Gepubliceerd op: 17 Aug 2012

Compensatie in natura door het geheel of gedeeltelijk herstel van de (voorheen aanwezige) bouwmogelijkheden II

In artikel 49 WRO (net als in artikel 6.1 Wro) is bepaald dat burgemeester en wethouders aan een belanghebbende planschadevergoeding kunnen toekennen, indien de vergoeding van geleden of te lijden schade niet (voldoende) door koop, onteigening of anderszins is verzekerd. Hierbij valt te denken aan compensatie in natura.

Verzoeker is eigenaar van twee percelen met een gezamenlijke oppervlakte van 4.403 m² op het zomerhuizenterrein “Zonnebloem West”, waarvan één perceel is bebouwd met een zomerhuis.
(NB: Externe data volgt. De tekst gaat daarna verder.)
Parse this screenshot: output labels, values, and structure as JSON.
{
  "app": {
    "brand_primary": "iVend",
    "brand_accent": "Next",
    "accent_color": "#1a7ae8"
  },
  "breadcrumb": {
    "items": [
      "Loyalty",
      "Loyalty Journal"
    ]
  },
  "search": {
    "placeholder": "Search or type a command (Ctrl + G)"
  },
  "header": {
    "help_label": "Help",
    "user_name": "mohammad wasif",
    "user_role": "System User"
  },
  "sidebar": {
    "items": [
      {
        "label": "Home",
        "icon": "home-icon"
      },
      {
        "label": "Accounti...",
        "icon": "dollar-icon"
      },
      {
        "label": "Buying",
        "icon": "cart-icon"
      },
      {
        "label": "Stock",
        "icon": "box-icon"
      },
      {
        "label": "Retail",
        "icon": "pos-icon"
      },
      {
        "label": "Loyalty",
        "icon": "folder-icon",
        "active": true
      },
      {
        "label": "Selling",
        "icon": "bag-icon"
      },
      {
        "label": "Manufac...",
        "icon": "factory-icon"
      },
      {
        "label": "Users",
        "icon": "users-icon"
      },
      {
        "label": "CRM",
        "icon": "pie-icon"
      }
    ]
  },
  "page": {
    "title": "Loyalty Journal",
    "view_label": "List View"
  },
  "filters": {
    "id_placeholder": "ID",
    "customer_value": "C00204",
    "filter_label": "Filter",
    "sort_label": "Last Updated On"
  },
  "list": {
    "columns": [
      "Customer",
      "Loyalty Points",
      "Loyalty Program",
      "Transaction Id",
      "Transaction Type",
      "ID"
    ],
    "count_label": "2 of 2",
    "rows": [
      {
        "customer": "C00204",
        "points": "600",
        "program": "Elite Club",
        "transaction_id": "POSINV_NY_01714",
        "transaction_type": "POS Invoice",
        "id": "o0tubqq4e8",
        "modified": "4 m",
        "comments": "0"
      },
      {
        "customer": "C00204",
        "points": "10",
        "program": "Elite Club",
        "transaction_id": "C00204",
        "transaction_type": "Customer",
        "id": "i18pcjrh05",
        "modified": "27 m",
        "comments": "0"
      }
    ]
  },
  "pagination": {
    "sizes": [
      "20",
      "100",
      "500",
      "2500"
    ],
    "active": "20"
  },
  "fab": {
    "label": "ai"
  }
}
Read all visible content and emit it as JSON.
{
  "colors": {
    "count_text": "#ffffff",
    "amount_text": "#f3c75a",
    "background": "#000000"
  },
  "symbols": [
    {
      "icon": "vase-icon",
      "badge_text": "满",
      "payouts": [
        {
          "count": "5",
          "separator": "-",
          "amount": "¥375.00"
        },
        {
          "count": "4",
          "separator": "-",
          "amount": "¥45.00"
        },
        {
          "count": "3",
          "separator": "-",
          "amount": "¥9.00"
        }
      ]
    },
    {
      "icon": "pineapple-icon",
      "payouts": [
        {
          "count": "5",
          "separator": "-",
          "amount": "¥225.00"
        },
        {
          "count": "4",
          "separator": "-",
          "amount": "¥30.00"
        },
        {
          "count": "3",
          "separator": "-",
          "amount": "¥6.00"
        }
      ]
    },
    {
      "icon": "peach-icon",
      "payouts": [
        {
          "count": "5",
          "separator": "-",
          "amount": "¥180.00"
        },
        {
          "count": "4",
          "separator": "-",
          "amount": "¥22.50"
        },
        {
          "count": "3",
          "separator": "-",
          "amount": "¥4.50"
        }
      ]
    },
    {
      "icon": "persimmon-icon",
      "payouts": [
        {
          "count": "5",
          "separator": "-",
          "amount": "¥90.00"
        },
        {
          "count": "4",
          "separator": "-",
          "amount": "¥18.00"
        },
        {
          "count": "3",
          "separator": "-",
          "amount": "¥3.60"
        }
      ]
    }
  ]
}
In het oude bestemmingsplan hadden de percelen de bestemming “Rekreatieve doeleinden -R(ZT)- (zomerhuizenterrein)” en beschikte verzoeker over de mogelijkheid om in totaal zes vrijstaande zomerhuizen te bouwen. Het nieuwe bestemmingsplan “Buitengebied, artikel 30 WRO herziening”, vastgesteld op 30 januari 2003, sluit de bouw van nieuwe zomerhuizen uit. Verzoeker heeft verzocht om vergoeding van planschade, omdat zij niet langer over de mogelijkheid beschikt nog vijf zomerhuizen op haar percelen te bouwen.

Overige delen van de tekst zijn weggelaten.